Dreamy, cantankerous old man Tolstoy wears a peasant smock to the table while servants ladle soup out of silver tureens to his corseted and velvet jacketed relatives.

A quarrel with his wife over his book royalties plummets the family into crisis just weeks before the revered author’s death.

Tolstoy wanted to bequeath the profits from “War and Peace” to the utopians.

The very fatness of that book (1,273 pages) began then to seem less intimidating and more of an attraction as the long evenings of another Lopez Winter stretched before me.

It proved to be a compelling read, even a page-turner in some stretches.

The large cast of characters is helpfully annotated in a list at the front of the book. Keeping track of who loves who is almost as complicated as living on Lopez.

It is difficult to say that the book is about the devout and thoughtful Princess Marya, or her sadly cynical, but noble brother, Andrei, or the affectionate, naïve, and idealistic Pierre, or the passionate, vital Natalya, even though all these and many more become real people for the reader. They are full of inconsistencies and internal conflicts.

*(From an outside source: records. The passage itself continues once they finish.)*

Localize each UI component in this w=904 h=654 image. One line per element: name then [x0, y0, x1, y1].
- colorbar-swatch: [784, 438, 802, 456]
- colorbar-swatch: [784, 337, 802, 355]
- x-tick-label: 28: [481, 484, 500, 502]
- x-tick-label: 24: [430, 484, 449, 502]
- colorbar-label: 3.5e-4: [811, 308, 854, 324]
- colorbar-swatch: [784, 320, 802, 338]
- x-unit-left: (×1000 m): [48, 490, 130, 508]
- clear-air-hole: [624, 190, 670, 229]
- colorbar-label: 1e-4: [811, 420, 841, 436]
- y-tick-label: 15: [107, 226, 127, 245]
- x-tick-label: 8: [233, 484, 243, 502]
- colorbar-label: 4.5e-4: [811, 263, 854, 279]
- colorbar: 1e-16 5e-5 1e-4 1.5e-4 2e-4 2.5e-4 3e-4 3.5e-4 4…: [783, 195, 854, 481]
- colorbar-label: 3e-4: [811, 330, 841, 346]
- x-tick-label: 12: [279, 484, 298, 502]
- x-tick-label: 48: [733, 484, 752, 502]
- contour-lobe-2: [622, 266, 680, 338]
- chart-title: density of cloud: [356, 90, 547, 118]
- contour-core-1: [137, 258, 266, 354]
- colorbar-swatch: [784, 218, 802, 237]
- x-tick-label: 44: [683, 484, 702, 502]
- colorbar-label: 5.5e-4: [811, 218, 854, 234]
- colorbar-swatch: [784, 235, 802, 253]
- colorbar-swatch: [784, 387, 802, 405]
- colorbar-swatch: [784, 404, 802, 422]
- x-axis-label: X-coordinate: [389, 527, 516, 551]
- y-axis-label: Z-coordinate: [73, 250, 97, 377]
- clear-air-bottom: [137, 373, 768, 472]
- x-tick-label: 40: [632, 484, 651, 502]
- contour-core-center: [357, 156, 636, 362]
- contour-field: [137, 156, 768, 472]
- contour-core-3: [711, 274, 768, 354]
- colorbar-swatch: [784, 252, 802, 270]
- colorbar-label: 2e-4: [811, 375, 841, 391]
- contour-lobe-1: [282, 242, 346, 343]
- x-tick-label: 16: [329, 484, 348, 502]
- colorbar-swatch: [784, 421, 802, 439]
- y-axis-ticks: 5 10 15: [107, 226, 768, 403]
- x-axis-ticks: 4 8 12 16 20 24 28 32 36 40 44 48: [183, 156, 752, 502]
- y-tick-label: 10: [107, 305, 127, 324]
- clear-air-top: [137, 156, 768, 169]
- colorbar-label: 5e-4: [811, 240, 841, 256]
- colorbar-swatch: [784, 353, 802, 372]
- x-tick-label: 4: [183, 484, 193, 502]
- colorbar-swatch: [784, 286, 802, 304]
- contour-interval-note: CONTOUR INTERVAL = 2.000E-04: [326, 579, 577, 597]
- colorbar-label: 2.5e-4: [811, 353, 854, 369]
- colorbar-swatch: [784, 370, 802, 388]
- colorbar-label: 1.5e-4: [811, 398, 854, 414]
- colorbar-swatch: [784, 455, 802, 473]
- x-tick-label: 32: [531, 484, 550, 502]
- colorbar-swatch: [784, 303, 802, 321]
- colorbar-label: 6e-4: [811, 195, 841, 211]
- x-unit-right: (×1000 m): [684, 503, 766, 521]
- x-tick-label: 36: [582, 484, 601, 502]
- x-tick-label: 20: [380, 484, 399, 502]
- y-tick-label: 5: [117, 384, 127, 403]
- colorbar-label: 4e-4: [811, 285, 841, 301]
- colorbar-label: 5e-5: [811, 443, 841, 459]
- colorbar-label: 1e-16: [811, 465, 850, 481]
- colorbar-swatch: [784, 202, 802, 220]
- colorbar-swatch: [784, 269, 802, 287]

Each of these becomes a central character at different points in the narrative and each time Tolstoy slowly reels the reader into their psychological core. “Yes, yes,” you say, “ have felt that.” But wait, can I really be all these different men and women?

The answer is yes. You and Tolstoy require all these personalities because he is writing about humanity in the grip of historic crisis.

He is attempting to evolve a Theory of Humanity, or alternatively a Theory of History. The least readable portions of the book are when he attempts to elucidate his theory in the abstract, for example in the final thirty-six pages, part two of the epilogue.

I dutifully plowed through that last bit, not so much because it has much bearing on the rest of the novel, but because, by then, the character that interests you is Leo Tolstoy himself. What exactly has he got stuck in his craw?

The human race is what’s bugging him. Why on earth did six hundred thousand Frenchmen and assorted

Western Europeans follow Napoleon to Moscow, burning, pillaging, and murdering every step of the way; and then turn around and march home again? Was it for Liberty, Fraternity, and Equality? Was it because Napoleon was a genius?

I am not sure that Tolstoy answers this question conclusively for himself or for the reader, except insofar as to say;

A. Napoleon was an egotistical, cowardly, psychopath.

B. Whether or not he ordered the French Army to invade Russia has little to do with the fact that six hundred thousand men actually did it.

C. Massive, violent, social movements are irrational, and often, irresistible tidal movements governed by unknown causes.

But remember, Tolstoy has multiple personalities. Only one of his voices is compelled to write dry, repetitive philosophical tracts. His other voices are often psychologically incisive, or mystical and poetic.

Young Petya, just before galloping into a hail of bullets, falls into a reverie while a peasant sharpens his saber with a whetstone in which all of creation constitutes a sort of a Bach fugue: “Petya began to close his eyes and rock. Drops dripped. Quiet talk went on. Horses neighed and scuffled. Someone snored. ‘Ozhik, zhik, ohzik, zhik…’ whistled the saber being sharpened. And suddenly Petya heard a harmonious chorus of music, playing some unknown, solemnly sweet hymn.”

Or, as Pierre wanders bare-foot away from Moscow as a prisoner of war: “The previously destroyed world was arising in his soul with a new beauty, on some new and unshakeable foundations.”

Tolstoy roots himself finally in a native, mystical, Russian folk wisdom, “Man proposes, God disposes,” says the Zen-like peasant soldier Karataev.

In war, as in peace, human objectives do not always correspond with the outcome. The end does not justify the means. All we can do is to persevere, to love, and to try not to do harm.